Un honneur, parce que je n’ai pas été de ceux qui ont personnellement connu le Professeur Jérôme Lejeune et qui sauraient, bien mieux que moi, évoquer son regard de lumière, son sourire de paisible et courageuse espérance.

Je vous remercie, Madame Lejeune, et avec vous tous les membres de votre famille, et tous les collaborateurs de votre époux, de m’avoir invité à célébrer la Messe qui nous réunit ce soir. Cette invitation m’honore puisqu’elle m’associe de façon privilégiée aux nombreux amis du Professeur Jérôme Lejeune. Or cette amitié n’est pas seulement faite d’admiration et d’affectueuse estime, elle est animée d’une immense reconnaissance pour celui dont les travaux et l’exemple ont ouvert, pour un nombre sans cesse grandissant d’enfants et de familles, des voies nouvelles d’espérance et de courage, de générosité et de joie.

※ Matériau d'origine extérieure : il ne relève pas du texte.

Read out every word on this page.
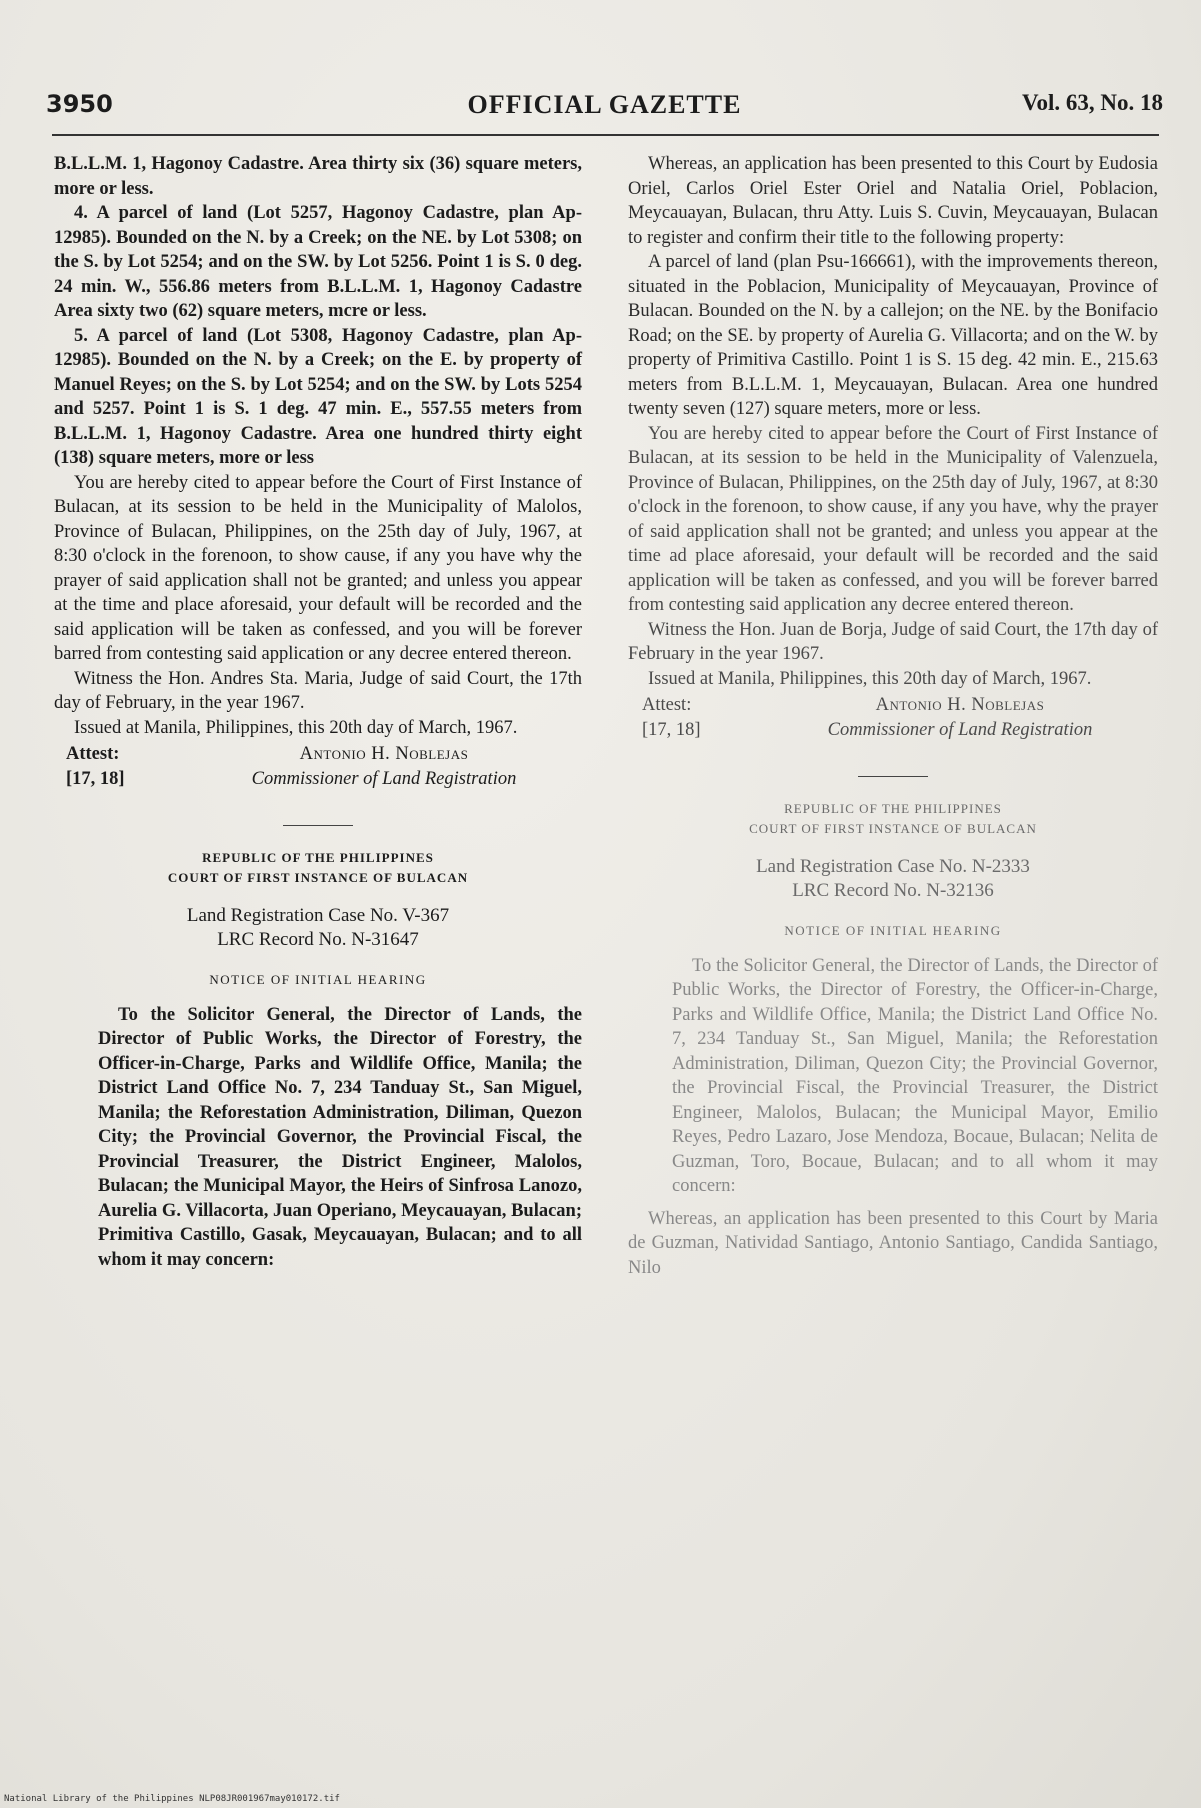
OFFICIAL GAZETTE
3950	Vol. 63, No. 18

B.L.L.M. 1, Hagonoy Cadastre. Area thirty six (36) square meters, more or less.

4. A parcel of land (Lot 5257, Hagonoy Cadastre, plan Ap-12985). Bounded on the N. by a Creek; on the NE. by Lot 5308; on the S. by Lot 5254; and on the SW. by Lot 5256. Point 1 is S. 0 deg. 24 min. W., 556.86 meters from B.L.L.M. 1, Hagonoy Cadastre Area sixty two (62) square meters, mcre or less.

5. A parcel of land (Lot 5308, Hagonoy Cadastre, plan Ap-12985). Bounded on the N. by a Creek; on the E. by property of Manuel Reyes; on the S. by Lot 5254; and on the SW. by Lots 5254 and 5257. Point 1 is S. 1 deg. 47 min. E., 557.55 meters from B.L.L.M. 1, Hagonoy Cadastre. Area one hundred thirty eight (138) square meters, more or less

You are hereby cited to appear before the Court of First Instance of Bulacan, at its session to be held in the Municipality of Malolos, Province of Bulacan, Philippines, on the 25th day of July, 1967, at 8:30 o'clock in the forenoon, to show cause, if any you have why the prayer of said application shall not be granted; and unless you appear at the time and place aforesaid, your default will be recorded and the said application will be taken as confessed, and you will be forever barred from contesting said application or any decree entered thereon.

Witness the Hon. Andres Sta. Maria, Judge of said Court, the 17th day of February, in the year 1967.

Issued at Manila, Philippines, this 20th day of March, 1967.

Attest:
[17, 18]
Antonio H. Noblejas
Commissioner of Land Registration
REPUBLIC OF THE PHILIPPINES
COURT OF FIRST INSTANCE OF BULACAN
Land Registration Case No. V-367
LRC Record No. N-31647
NOTICE OF INITIAL HEARING

To the Solicitor General, the Director of Lands, the Director of Public Works, the Director of Forestry, the Officer-in-Charge, Parks and Wildlife Office, Manila; the District Land Office No. 7, 234 Tanduay St., San Miguel, Manila; the Reforestation Administration, Diliman, Quezon City; the Provincial Governor, the Provincial Fiscal, the Provincial Treasurer, the District Engineer, Malolos, Bulacan; the Municipal Mayor, the Heirs of Sinfrosa Lanozo, Aurelia G. Villacorta, Juan Operiano, Meycauayan, Bulacan; Primitiva Castillo, Gasak, Meycauayan, Bulacan; and to all whom it may concern:

Whereas, an application has been presented to this Court by Eudosia Oriel, Carlos Oriel Ester Oriel and Natalia Oriel, Poblacion, Meycauayan, Bulacan, thru Atty. Luis S. Cuvin, Meycauayan, Bulacan to register and confirm their title to the following property:

A parcel of land (plan Psu-166661), with the improvements thereon, situated in the Poblacion, Municipality of Meycauayan, Province of Bulacan. Bounded on the N. by a callejon; on the NE. by the Bonifacio Road; on the SE. by property of Aurelia G. Villacorta; and on the W. by property of Primitiva Castillo. Point 1 is S. 15 deg. 42 min. E., 215.63 meters from B.L.L.M. 1, Meycauayan, Bulacan. Area one hundred twenty seven (127) square meters, more or less.

You are hereby cited to appear before the Court of First Instance of Bulacan, at its session to be held in the Municipality of Valenzuela, Province of Bulacan, Philippines, on the 25th day of July, 1967, at 8:30 o'clock in the forenoon, to show cause, if any you have, why the prayer of said application shall not be granted; and unless you appear at the time ad place aforesaid, your default will be recorded and the said application will be taken as confessed, and you will be forever barred from contesting said application any decree entered thereon.

Witness the Hon. Juan de Borja, Judge of said Court, the 17th day of February in the year 1967.

Issued at Manila, Philippines, this 20th day of March, 1967.

Attest:
[17, 18]
Antonio H. Noblejas
Commissioner of Land Registration
REPUBLIC OF THE PHILIPPINES
COURT OF FIRST INSTANCE OF BULACAN
Land Registration Case No. N-2333
LRC Record No. N-32136
NOTICE OF INITIAL HEARING

To the Solicitor General, the Director of Lands, the Director of Public Works, the Director of Forestry, the Officer-in-Charge, Parks and Wildlife Office, Manila; the District Land Office No. 7, 234 Tanduay St., San Miguel, Manila; the Reforestation Administration, Diliman, Quezon City; the Provincial Governor, the Provincial Fiscal, the Provincial Treasurer, the District Engineer, Malolos, Bulacan; the Municipal Mayor, Emilio Reyes, Pedro Lazaro, Jose Mendoza, Bocaue, Bulacan; Nelita de Guzman, Toro, Bocaue, Bulacan; and to all whom it may concern:

Whereas, an application has been presented to this Court by Maria de Guzman, Natividad Santiago, Antonio Santiago, Candida Santiago, Nilo

National Library of the Philippines NLP08JR001967may010172.tif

Mais la Messe célébrée ce soir est pour moi bien plus qu’un honneur, elle est un bonheur que je partage avec vous, chers Frères et Sœurs, et avec tous ceux qui nous sont unis dans la foi et la prière. Un bonheur, car la célébration liturgique du Sacrifice du Christ restaure l’alliance du ciel et de la terre et rattache le moment de grâce que nous vivons ensemble à l’éternelle et souveraine charité de Dieu. Le Christ, qui a brisé pour nous les portes de la mort, a aussi rompu l’irréversible écoulement du temps de notre histoire. En la très sainte Eucharistie, la présence sacramentelle du Christ mort et ressuscité nous établit en communion spirituelle avec notre frère Jérôme Lejeune et l’immense foule de tous ceux qui nous ont précédés dans la foi jusqu’au seuil de la Maison du Père.

Pour accueillir avec vous le bonheur qui nous est offert ce soir, je me suis appliqué à contempler le Christ tel que saint Jean nous le présente dans l’Evangile qui vient d’être proclamé.

Ce qui m’impressionne le plus c’est la souveraine autorité, la patiente pédagogie, avec lesquelles le Christ parle à ceux qui récusent la vérité de son enseignement et la probité de son témoignage. Ce qui me touche, c’est son paisible courage, sa persévérance, face à l’hostilité qu’il sent grandir à l’égard de sa propre personne.

Quelle clarté, quelle fermeté, dans son argumentation pour conduire ses interlocuteurs à reconnaître qu’ils se piègent eux-mêmes, qu’ils s’enferment dans leurs erreurs et leurs égarements. Appliqués à scruter les Ecritures ils se glorifient de leur science et croient pouvoir découvrir les secrets de la vie, alors même qu’ils s’obstinent à ne pas accueillir celui en qui est manifestée et offerte la plénitude de la vie.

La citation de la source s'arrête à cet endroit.